Çocukları ise savaşa gitme yanlısıdır. Onları caydırmak için fallarına bakar, hepsine ölüm çıkar. Büyük oğlu yine de askere gider. Ana-oğul iki yıl sonra yeniden karşılacaklardır. Ana Aşçı’yla sohbetinde bir komutan-asker tipolojisi çıkarır. Ne tür bir komutan ne tür bir asker ister...

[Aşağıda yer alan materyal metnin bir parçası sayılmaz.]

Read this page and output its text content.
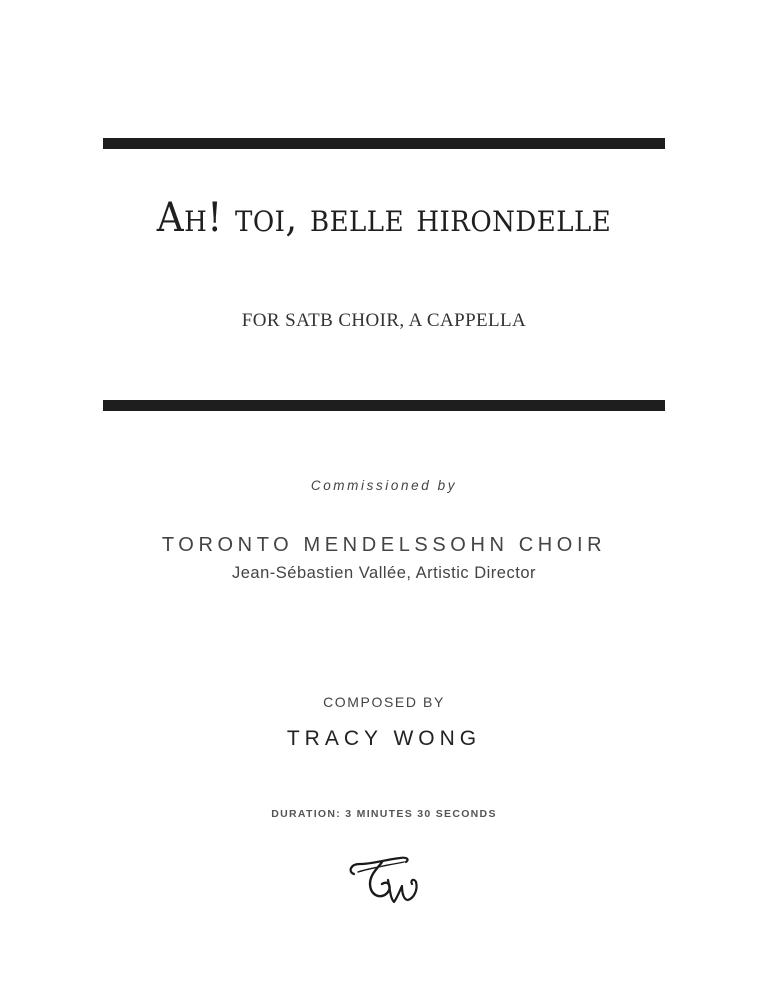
Ah! toi, belle hirondelle
FOR SATB CHOIR, A CAPPELLA
Commissioned by
TORONTO MENDELSSOHN CHOIR
Jean-Sébastien Vallée, Artistic Director
COMPOSED BY
TRACY WONG
DURATION: 3 MINUTES 30 SECONDS
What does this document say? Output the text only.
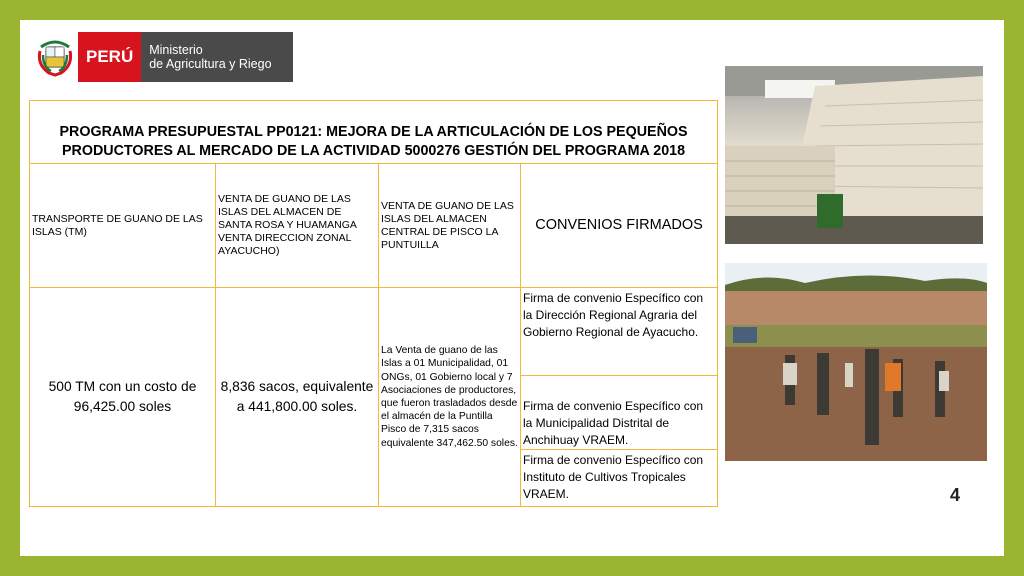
PERÚ	Ministerio
de Agricultura y Riego
PROGRAMA PRESUPUESTAL PP0121: MEJORA DE LA ARTICULACIÓN DE LOS PEQUEÑOS PRODUCTORES AL MERCADO DE LA ACTIVIDAD 5000276 GESTIÓN DEL PROGRAMA 2018			
TRANSPORTE DE GUANO DE LAS ISLAS (TM)	VENTA DE GUANO DE LAS ISLAS DEL ALMACEN DE SANTA ROSA Y HUAMANGA VENTA DIRECCION ZONAL AYACUCHO)	VENTA DE GUANO DE LAS ISLAS DEL ALMACEN CENTRAL DE PISCO LA PUNTUILLA	CONVENIOS FIRMADOS
500 TM con un costo de 96,425.00 soles	8,836 sacos, equivalente a 441,800.00 soles.	La Venta de guano de las Islas a 01 Municipalidad, 01 ONGs, 01 Gobierno local y 7 Asociaciones de productores, que fueron trasladados desde el almacén de la Puntilla Pisco de 7,315 sacos equivalente 347,462.50 soles.	Firma de convenio Específico con la Dirección Regional Agraria del Gobierno Regional de Ayacucho.
			Firma de convenio Específico con la Municipalidad Distrital de Anchihuay VRAEM.
			Firma de convenio Específico con Instituto de Cultivos Tropicales VRAEM.	4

Özgürlük istemeyenlere ölüm
Aşçı’nın Kral’ın neden savaşa girdiğini anlattığı sahne hem güldürüyor hem düşündürüyor. Kral, başka halklar da özgür olsun istiyor, bu nedenle vergileri artırıyor. Ama diğer halklar her zaman özgür olmak istemiyorlar, İmparator’a köle olarak yaşamaya devam ediyorlar. O zaman tek çare kalıyor onlar için: Ölüm.
Aşçı’yla Ana arasında geçen, “Kral’ın ekmeğini mi yiyorum (yani ekmeğini yiyip böyle kötü sözler sarf ederek nankörlük mü ediyorum?) yoksa “ekmeğini pişiriyor muyum?” tartışması not edilebilir.
“Dil Uzattırmam Savaşa”
Başkişiler Protestan’dır. 8 milyon Avrupalı’nın ölümüyle sonuçlanan Otuz Yıl Savaşları (1618-1648), özünde mezhep savaşlarıdır. Daha sonra Avrupa’nın büyük güçlerinin paralı askerleri devreye sokmasıyla, mezhep savaşının ötesine geçip iyice içinden çıkılmaz bir hal alacaktır.
Oyuna dönersek, bir anda Katolikler bölgeyi ele geçirir. Ananın kasayı saklayan olduğunu idrak ederler. Ana, yakalanmamak için, teşhir edilen cesetin oğlu olduğunu inkar edecektir. Oyunun akışından anlaşılacağı gibi, Ana, bir yandan savaşa karşı gibi görünürse de, aslında savaştan kazanç sağlamaktadır. Komutan ölüp de barış gelirse iflas etmekten korkar. Yaptığı ticaret, savaş döneminde ailesini geçindirmek için bir araç mıdır yoksa zamanla amaca mı dönüşmüştür, pek de anlaşılmaz. Hızını alamayıp şunları söyleyecektir:
“Dil uzattırmam savaşa. Neymiş? Zayıfları silip süpürürmüş. Onların hali barışta da perişan değil mi? Erbabı için savaş nimettir, nimet” (s.51).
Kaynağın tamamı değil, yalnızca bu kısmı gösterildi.